At Zanoogo, we work with producers who print using water-based inks, precision equipment, and a great deal of expertise. But even in an age of digital everything, there’s still a surprising amount of craft involved in getting colour just right.
From Pigment to Print
All printing starts with pigment - colour in its most concentrated form. Modern pigment inks are carefully engineered to stay vibrant, stable, and environmentally safe. Water-based inks, in particular, have become the industry standard for high-quality design printing because they contain fewer harmful chemicals and far less waste.
Instead of using harsh solvents to push colour into fabric, water-based inks rely on fine pigments suspended in, quite literally, water. The result is softer, longer-lasting prints that maintain colour accuracy across everything from silk to velvet.
Digital printing technology has changed the game even further. Instead of mass-producing rolls of pre-printed fabric, designs are now applied directly to order, in exact quantities. That means no overproduction, no stockpiles of unwanted material, and no compromise on detail.
Different Ways to Print Colour
Not all fabrics behave the same way, so neither can the inks. Modern printing uses several specialist techniques to make sure each material looks and feels exactly as it should.
Dye Sublimation is the method used for many of our soft velvets and performance fabrics — the ones that form our lampshades, slipper chairs, and plush throws. It uses heat and pressure to turn ink into vapour, which bonds permanently with the fibres. The result is deep, vivid colour that won’t fade or crack, even on richly textured synthetic fabrics.
For natural materials such as silk and cotton, Digital Pigment Printing achieves a similar level of precision in a different way. Water-based inks are applied directly onto the surface and then fixed using heat, preserving the fabric’s natural drape and breathability while delivering excellent colour accuracy.
Both techniques have their strengths, and each one is chosen for a reason: to reproduce the artwork faithfully while keeping the character of the fabric intact.
Precision, Layer by Layer
Modern inkjet printers don’t “paint”, they build. Thousands of microscopic nozzles spray the inks in carefully calculated layers, blending colours directly on the surface of the material.
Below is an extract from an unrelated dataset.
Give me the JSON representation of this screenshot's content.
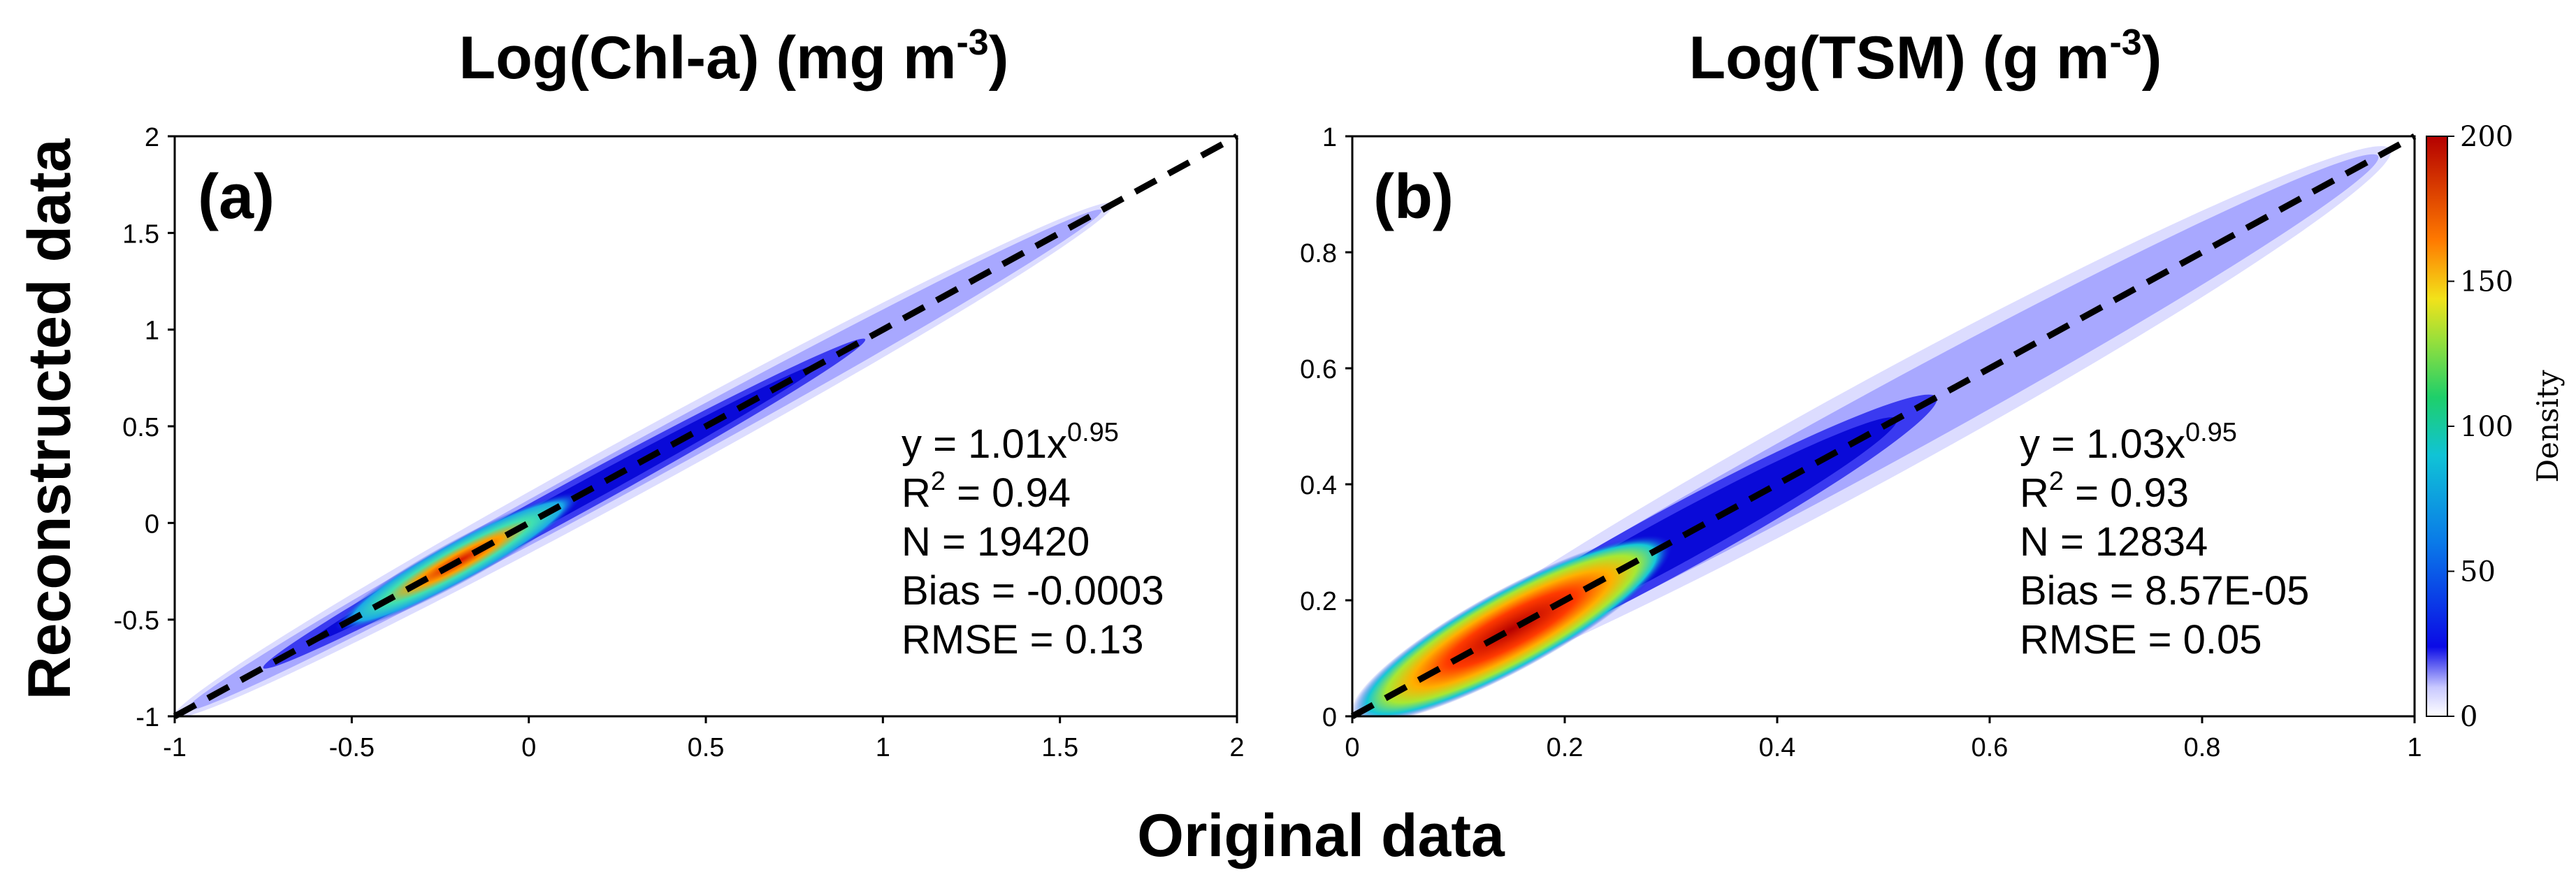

It’s a process that requires engineering as much as artistry. Temperature, humidity, and fabric density all affect how ink behaves. Even the weave or pile of a fabric can change the way light interacts with colour. That’s why every material, whether it's silk, leather, or velvet, requires its own tailored print settings to achieve a perfect finish.
The beauty of today’s digital methods is consistency. Once those settings are tuned, every print comes out exactly as intended, colour-matched, sharp, and ready to become something remarkable.
Cleaner, Safer, Smarter
Older solvent-based inks were notorious for their strong odours and environmental impact. Water-based alternatives have changed that completely. They’re non-toxic, free from heavy metals and volatile compounds, and safer for the people who work with them.
They also make sustainable printing genuinely possible. Because the ink sits on or within the fabric rather than soaking through it, waste water is minimal. And with print-on-demand production, nothing is printed until a customer chooses it, meaning creativity now comes with conscience built in.
Why It Matters
When someone buys a product for its artwork, the quality of printing defines how that art lives in their home. Fine colour gradients, texture, light — all depend on how those inks were mixed and applied.
Technology may have changed the process, but the goal remains the same: to bring colour to life as beautifully and faithfully as possible. The modern difference is that we can now do it without harming the planet.
Every print tells two stories: one through the artwork, and one through the technology that makes it possible. Understanding both is what turns good design into great craftsmanship, and keeps colour alive for years to come.